Inflation optimism - March data offers hope for BOJ target
The Statistical Institute of Jamaica on Tuesday released new data on inflation which shows that the indicator is moving significantly for the first time in seven months, giving some hope that the central bank may meet its inflation target by June if the trend continues.
But this time, in a break with tradition, the agency opted to release the data at a press conference to drive public conversation about economic numbers. Usually, Statin would only publish data and the accompanying press releases on its website, on a preset schedule.
The computation of the inflation rate for March – based on the All Jamaica Consumer Price Index – was 0.8 per cent, an increase largely due to a 0.9 per cent uptick in the heavily weighted Food and Non-Alcoholic Beverages segment of the basket of goods and services constituting the Consumer Price Index (CPI).
A breakdown of the three regions surveyed by Statin showed increased movements in all three regions: the index for the Greater Kingston Metropolitan Area, or GKMA moved up by 1.0 per cent, other urban centres rose 1.0 per cent, and rural areas moved up by 0.6 per cent.
The CPI index measures change in the general level of prices of consumer goods and services purchased by private households.
Monthly inflation has been tracking at or near zero per cent in the prior four periods: November 0.0 per cent, December 0.1 per cent January 0.2 per cent, and February 0.1 per cent.
The March out-turn is a return to levels last seen in late summer and early fall: August 0.9 per cent; September 1.1 per cent, and October 0.7 per cent.
Altogether, said Statin Director General Carol Coy – who indicated that she had called the press conference to stimulate public discussion around the deep data sets being produced by the state agency – the annual inflation rate for 2018 was 2.4 per cent, the second-lowest annual rate since 1977.
The inflation rate in 2017 was 5.2 per cent.
The Bank of Jamaica has been slashing its policy interest rate continuously over several quarters in the hope that the pass through of cheaper credit to the real sectors would lead to more consumer demand; and that the resulting effect would drive inflation back within the central bank’s target range of 4-6 per cent.
BOJ’s last downward adjustment to its policy rate happened in February, which was cut from 1.75 per cent to 1.5 per cent. In 2018, the policy rate was adjusted five times, resulting in 150 basis points of cuts.
The inflation rate for the fiscal year ending March 2019, Coy said, was 3.4 per cent. That figure approaches the low end of the BOJ 4-6 per cent target range. The range is a medium-term goal that is meant to enhance economic growth.
For March, Coy said the higher prices for vegetables such as sweet peppers, carrots and cabbage had a strong influence on the movement of inflation, with the index for the class vegetables and starchy foods moving up by three per cent.
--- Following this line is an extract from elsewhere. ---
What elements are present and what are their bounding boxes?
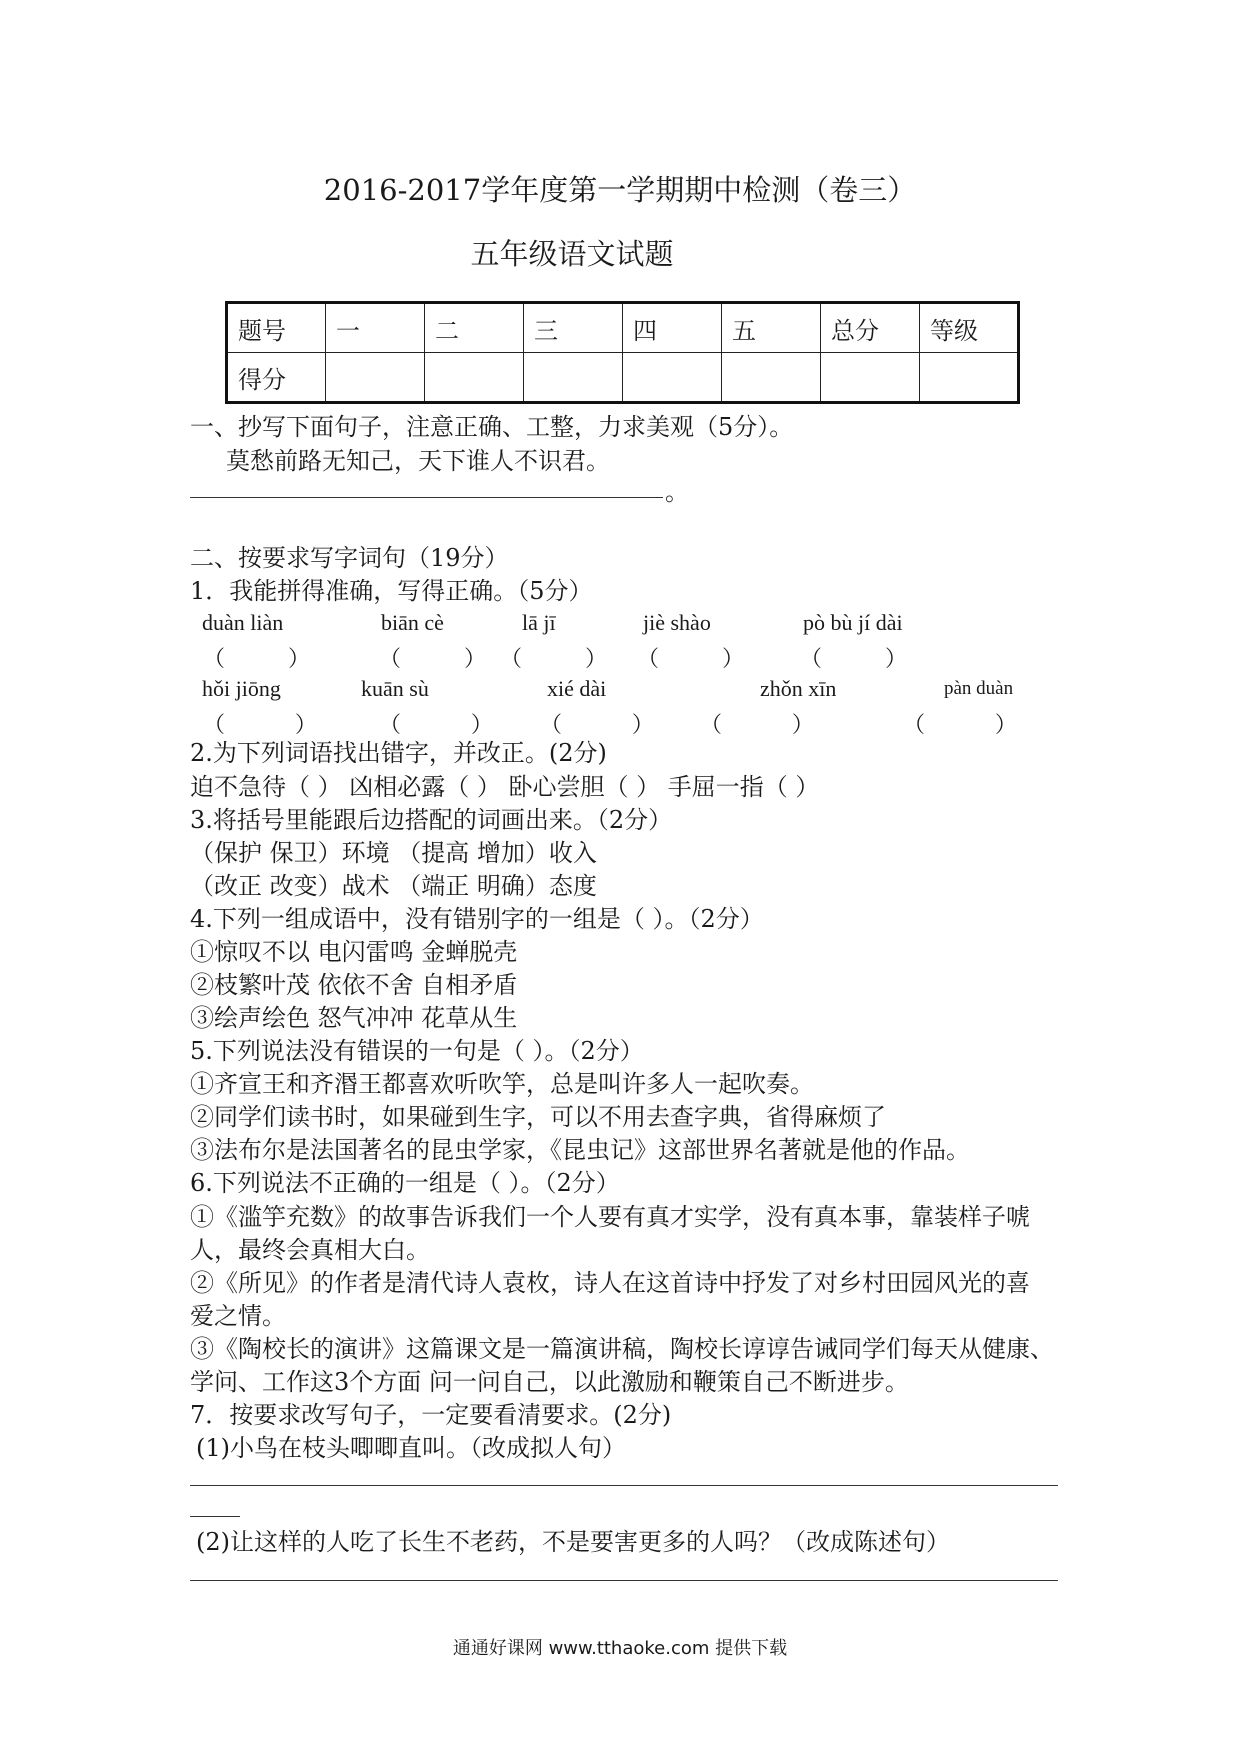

Additionally, housing, water, electricity, gas and other fuels increased by 1.5 per cent. This resulted from a 2.7 per cent rise in the index for the group electricity, gas and other fuels, which itself was influenced by higher electricity rates.
Goods and services in the CPI basket are divided into 12 major expenditure divisions – Food and Non-Alcoholic Beverages; Alcoholic Beverages and Tobacco; Clothing and Footwear; Housing, Water, Electricity, Gas and Other Fuels ; Furnishings, Household Equipment and Routine Household Maintenance; Health; Transport; Communication; Recreation and Culture; Education; Restaurants and Accommodation Services; and Miscellaneous Goods and Services
The most heavily weighted categories are Food and Non-Alcoholic Beverages which have a weighting of 37.4; Housing, Water, Electricity, Gas and Other Fuels is weighted at 12.8; and Transport also has a weighting of 12.8.